Sue Klebold, mother of Columbine shooter Dylan Klebold, spoke out about the guilt she still lives with over her son’s deadly attack in an emotional interview with Diane Sawyer Friday night.
“I am so sorry for what my son did, yet I know that just saying that I’m sorry is so inadequate,” Klebold, 66, said on 20/20. “There’s not a day that goes by that I don’t feel bad about the kids that he harmed.”
“It’s very hard to live with the fact that someone you loved and raised has brutally killed people in such a horrific way.

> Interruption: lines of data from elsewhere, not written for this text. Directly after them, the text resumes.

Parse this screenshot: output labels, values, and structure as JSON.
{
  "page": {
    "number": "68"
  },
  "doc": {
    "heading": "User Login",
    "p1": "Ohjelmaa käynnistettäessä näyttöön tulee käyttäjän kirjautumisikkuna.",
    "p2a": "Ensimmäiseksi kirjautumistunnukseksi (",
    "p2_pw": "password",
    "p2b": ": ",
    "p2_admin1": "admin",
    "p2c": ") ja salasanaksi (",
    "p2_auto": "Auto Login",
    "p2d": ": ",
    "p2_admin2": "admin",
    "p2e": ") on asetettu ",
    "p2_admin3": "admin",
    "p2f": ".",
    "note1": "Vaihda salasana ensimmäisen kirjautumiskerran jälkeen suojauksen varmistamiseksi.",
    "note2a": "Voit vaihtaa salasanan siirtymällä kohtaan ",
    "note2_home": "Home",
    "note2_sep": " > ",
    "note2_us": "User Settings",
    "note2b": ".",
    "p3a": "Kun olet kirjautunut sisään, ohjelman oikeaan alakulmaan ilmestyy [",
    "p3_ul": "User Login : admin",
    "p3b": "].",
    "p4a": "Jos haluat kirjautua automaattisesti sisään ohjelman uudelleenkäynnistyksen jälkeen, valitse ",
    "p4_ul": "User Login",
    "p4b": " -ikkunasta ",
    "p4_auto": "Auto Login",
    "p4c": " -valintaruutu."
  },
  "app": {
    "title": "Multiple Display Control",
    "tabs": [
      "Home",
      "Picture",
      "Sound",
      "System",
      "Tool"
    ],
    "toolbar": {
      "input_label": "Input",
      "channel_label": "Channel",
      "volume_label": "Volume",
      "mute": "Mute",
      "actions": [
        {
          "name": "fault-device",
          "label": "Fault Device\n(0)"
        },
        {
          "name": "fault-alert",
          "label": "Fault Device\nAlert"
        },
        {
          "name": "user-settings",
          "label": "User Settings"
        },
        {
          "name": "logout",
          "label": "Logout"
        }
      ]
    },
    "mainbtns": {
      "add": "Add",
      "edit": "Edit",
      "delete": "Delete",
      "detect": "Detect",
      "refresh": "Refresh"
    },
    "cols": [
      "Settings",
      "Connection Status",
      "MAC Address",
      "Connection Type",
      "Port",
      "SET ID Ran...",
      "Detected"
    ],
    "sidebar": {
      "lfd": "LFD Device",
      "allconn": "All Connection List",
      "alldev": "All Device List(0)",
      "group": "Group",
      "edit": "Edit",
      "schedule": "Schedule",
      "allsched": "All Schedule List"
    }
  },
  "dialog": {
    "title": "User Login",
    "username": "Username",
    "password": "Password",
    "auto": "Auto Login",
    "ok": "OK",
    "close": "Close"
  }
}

In his last moments he was hateful and cruel.”
Dylan, along with fellow student Eric Harris, opened fire at Columbine High School in Colorado 17 years ago, killing 12 students and one teacher, and injuring 24 others before taking their own lives.
“I remember thinking if this is true, if Dylan is really hurting people, somehow he has to be stopped, and at that moment I prayed, I hope he would die,” Klebold said of the moment she heard about the shooting.
Klebold said that, as a mother, she never would have predicted that Dylan could have planned such a massacre.
“I think we like to believe that our love and understanding is protective, but I didn’t know, and I wasn’t able to stop his hurting other people, and stop his hurting himself.”
She only learned later the full scope of Dylan and Harris’ planning, which included 99 homemade explosive devices. Klebold also found out that Dylan had kept a journal detailing his suicidal thoughts, and that he and Harris had recorded a video just before the attack, where Dylan addressed his mom, saying, “I just want to apologize for any crap this might bring. I’m going to a better place.” The tapes have reportedly been destroyed.
This all painted his last few months in a different light.
“Sometimes he would seem distant and quiet, and I would let it go. If it was me today, I would dig and dig and dig. I had all these illusions that everything was okay,” said Klebold.
She continued: “Part of the shock of this was learning that how I lived and parented was an invention in my own mind. If I had recognized that Dylan was experiencing some real mental distress, he would not have been there, he would’ve gotten help. I don’t ever for a moment mean to imply that I’m not conscious of the fact that he was a killer. Because I am.”
Klebold’s book about her experience, A Mother’s Reckoning: Living in the Aftermath of Tragedy, comes out Monday, with all profits going to research and charities focused on mental health.
Klebold hopes that through the book and the 20/20 interview, more of the victims and their families will be willing to speak with her.
“I don’t want to impose myself to do that, because it has to be about them and their healing and what they need,” she said.
But for now, she’s working on letting go of some of the intense guilt she feels towards the victims and their families any way she can, including visiting the memorial just outside the school grounds.
“I feel kind of unwelcome there, of course, and perhaps I’m intruding,” she said.
“Sometimes I just sit there and think. And I tell them I’m sorry.”